Tuesday, May 31, 2011

 

Rajaratnam case goes to jurors on Monday

From The Hindu

The high-profile case of Raj Rajaratnam, the hedge fund manager being prosecuted on insider trading charges, has drawn closer to a verdict even as jurors are expected to start finalising their view on his culpability on Monday.

Having entered a not guilty plea, Mr. Rajaratnam's legal team concluded defence arguments this week, building its case around the claim that all the alleged insider trades by Mr. Rajaratnam and his associates at the Galleon hedge fund were only based on publicly available information.

However, prosecutors argued that the most powerful evidence of his guilt was “his own voice,” in a reference to more than 40 secretly recorded phone conversations that he had with other suspects.

One prosecutor, Reed Brodsky, was quoted as saying, “The tapes provided devastating evidence of the defendant's crime in real time... These calls have stripped away the veil of legitimacy.”

In of one of the largest insider-trading cases in recent history, Mr. Rajaratnam was arrested, in October 2009, on 14 charges relating to securities fraud and conspiracy, and allegations that he made $54 million from illicit trades. If he is convicted, he will face up to 25 years in prison, according to sources.

According to reports prosecutors used those wire taps to retrace “the vast and complicated web of informants and traders, giving jurors a step-by-step outline of their case and the evidence supporting it.” Among those implicated through the wire taps and informants was Rajat Gupta, a former Managing Director of consulting giant McKinsey and Company.

The order against Mr.
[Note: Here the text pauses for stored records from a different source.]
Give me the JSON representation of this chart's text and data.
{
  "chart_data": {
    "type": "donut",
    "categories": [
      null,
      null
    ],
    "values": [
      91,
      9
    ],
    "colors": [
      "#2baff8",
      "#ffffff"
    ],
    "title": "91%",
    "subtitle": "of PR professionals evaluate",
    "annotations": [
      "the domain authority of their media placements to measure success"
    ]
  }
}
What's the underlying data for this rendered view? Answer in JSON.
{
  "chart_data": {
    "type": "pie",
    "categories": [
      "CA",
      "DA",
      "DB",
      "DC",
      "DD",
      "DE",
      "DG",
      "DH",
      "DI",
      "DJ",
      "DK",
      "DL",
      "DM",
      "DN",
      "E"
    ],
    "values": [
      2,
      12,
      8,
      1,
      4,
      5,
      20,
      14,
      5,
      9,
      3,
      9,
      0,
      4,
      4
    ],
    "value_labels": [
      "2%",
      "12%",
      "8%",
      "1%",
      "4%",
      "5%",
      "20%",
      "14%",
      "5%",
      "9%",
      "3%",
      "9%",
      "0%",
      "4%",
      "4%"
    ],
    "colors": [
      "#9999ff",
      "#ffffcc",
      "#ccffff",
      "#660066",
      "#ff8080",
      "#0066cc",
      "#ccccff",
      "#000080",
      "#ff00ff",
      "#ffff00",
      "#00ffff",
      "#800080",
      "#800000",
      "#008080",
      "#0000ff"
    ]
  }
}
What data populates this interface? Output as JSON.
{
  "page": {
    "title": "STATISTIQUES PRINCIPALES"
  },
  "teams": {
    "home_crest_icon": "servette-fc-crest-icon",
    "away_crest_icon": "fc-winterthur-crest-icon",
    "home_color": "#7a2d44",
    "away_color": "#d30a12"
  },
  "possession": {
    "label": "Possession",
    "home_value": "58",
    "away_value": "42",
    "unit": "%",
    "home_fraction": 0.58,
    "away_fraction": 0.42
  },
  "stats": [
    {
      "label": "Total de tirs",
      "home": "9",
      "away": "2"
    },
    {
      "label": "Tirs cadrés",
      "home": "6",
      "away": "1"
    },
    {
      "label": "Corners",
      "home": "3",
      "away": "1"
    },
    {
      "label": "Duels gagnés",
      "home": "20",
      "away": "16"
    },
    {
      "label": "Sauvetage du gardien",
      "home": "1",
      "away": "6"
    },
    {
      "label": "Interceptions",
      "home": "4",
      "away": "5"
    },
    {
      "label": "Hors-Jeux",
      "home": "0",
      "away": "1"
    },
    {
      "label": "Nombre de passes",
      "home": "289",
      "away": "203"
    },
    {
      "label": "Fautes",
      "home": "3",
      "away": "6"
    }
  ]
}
Gupta went on to cite specific instances of large-scale fraud, including an allegation that while he was a member of Goldman's Board of Directors, he illicitly passed on information to Mr. Rajaratnam about Berkshire Hathaway's $5 billion investment in Goldman Sachs and Goldman Sachs' upcoming public equity offering before that information was publicly announced on September 23, 2008. The progress towards the climax of the case came even as a federal judge refused to disallow telephone wire taps as evidence presented in court in a second case against Galleon traders.